Dalam episode bonus siniar The Rise and Fall of Mars Hill, Mike Cosper mewawancarai terapis Kristen, Aundi Kolber, yang mempelajari dampak trauma rohani pada tubuh kita—merujuk pada karya-karya yang berpengaruh seperti bukukarya Bessel van der Kolk, The Body Keeps the Score. “Kita membawa bekas luka, kita membawa cedera. … Dan pada titik tertentu, saya percaya tubuh berkata, Cukup,” kata Kolber. “Saya percaya itu adalah anugerah Tuhan.”

Seperti yang dicatat oleh Russell Moore, hal yang sama juga dapat terjadi dalam tubuh Kristus secara keseluruhan: “Apa yang tidak diperbaiki akan terulang kembali—dan apa yang tidak direformasi tidak dapat dihidupkan kembali.”

Ubah gereja, denominasi, atau tradisi.

Namun, bagi banyak penyintas, alasan utama mereka akhirnya tetap bertahan di gereja adalah karena mereka bergabung dengan jemaat, denominasi, atau tradisi yang berbeda.

Pelecehan rohani sering kali dapat membentuk kembali prioritas, perspektif, dan preferensi kita. Misalnya, jika seorang penyintas disakiti oleh seorang pemimpin yang narsistik atau gereja besar yang megah, dia mungkin akan mencari gereja lokal dengan struktur kepemimpinan yang terdesentralisasi atau jemaat yang lebih kecil dan sederhana. Atau para penyintas dari konteks gereja korporat mungkin mencari komunitas yang mengerjakan pelayanan lebih seperti sebuah keluarga daripada sebuah bisnis.

Namun ada juga orang-orang yang tercederai oleh gereja-gereja yang menampilkan diri sebagai keluarga yang sehat di luar, tetapi di dalamnya disfungsi. Dan sayangnya, doktrin yang kuat saja tidak serta-merta menciptakan komunitas rohani yang sehat.
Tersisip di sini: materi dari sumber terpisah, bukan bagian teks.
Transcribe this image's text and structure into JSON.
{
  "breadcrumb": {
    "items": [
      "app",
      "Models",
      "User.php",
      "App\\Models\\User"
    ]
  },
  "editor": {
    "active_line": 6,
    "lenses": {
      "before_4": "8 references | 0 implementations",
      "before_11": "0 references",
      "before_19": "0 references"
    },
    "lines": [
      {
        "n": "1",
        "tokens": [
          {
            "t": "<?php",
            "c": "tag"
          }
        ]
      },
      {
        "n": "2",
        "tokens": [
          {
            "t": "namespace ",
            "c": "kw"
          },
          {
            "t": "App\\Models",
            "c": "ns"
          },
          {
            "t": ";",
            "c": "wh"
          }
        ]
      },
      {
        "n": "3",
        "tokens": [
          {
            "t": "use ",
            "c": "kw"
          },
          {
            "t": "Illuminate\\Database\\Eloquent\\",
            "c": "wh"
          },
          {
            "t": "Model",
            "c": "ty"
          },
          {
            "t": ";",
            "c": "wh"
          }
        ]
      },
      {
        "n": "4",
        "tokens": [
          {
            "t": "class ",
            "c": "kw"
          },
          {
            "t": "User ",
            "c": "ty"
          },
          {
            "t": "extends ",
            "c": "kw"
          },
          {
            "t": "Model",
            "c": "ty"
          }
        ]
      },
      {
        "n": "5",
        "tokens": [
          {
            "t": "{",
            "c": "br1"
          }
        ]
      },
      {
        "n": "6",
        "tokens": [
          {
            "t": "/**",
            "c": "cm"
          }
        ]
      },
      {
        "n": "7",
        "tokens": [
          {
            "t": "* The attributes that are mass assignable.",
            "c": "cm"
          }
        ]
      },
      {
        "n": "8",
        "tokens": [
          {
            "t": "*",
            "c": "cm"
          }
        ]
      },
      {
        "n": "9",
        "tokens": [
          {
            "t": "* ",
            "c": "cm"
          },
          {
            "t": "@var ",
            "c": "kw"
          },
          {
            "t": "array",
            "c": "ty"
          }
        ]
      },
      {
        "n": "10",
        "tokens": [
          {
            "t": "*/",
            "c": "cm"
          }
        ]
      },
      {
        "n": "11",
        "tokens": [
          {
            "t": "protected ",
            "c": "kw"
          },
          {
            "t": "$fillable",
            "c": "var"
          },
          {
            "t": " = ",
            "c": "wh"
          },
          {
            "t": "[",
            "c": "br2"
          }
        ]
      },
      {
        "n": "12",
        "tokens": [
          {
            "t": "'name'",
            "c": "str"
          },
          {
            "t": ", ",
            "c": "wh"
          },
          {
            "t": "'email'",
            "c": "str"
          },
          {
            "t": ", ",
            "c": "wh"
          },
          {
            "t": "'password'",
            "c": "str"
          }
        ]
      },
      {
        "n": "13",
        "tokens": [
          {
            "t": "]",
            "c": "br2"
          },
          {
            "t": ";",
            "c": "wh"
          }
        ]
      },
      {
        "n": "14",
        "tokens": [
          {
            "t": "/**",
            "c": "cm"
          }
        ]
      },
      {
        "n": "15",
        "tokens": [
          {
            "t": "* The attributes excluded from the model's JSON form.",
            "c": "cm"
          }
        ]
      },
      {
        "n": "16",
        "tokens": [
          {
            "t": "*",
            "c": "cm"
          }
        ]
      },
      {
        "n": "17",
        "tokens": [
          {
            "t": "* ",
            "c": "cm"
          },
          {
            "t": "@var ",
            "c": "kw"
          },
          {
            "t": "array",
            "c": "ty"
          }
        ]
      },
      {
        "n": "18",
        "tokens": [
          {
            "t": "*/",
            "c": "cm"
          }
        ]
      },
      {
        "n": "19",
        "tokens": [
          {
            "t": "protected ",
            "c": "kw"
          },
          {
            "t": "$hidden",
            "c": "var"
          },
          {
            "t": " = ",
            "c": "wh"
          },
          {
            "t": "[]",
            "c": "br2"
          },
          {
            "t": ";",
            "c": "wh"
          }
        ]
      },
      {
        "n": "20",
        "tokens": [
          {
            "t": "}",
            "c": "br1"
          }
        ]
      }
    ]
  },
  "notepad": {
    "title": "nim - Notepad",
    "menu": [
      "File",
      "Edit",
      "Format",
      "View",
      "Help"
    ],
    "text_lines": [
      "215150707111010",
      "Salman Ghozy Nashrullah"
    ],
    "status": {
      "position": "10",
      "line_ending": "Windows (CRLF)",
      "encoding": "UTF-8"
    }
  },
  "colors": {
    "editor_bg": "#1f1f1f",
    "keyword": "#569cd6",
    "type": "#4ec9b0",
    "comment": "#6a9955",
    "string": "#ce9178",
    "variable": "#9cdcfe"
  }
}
Konselor Jeff VanVonderen mengingatkan kita bahwa model gereja yang sehat dalam Perjanjian Baru adalah tempat di mana ada dukungan, kasih, dan ruang untuk berproses. Dia menyarankan untuk mengamati bagaimana para anggota berinteraksi satu sama lain untuk mengidentifikasi apakah komunitas tersebut merupakan komunitas yang kuat atau apakah komunitas tersebut berpotensi menjadi tempat untuk pelecehan rohani.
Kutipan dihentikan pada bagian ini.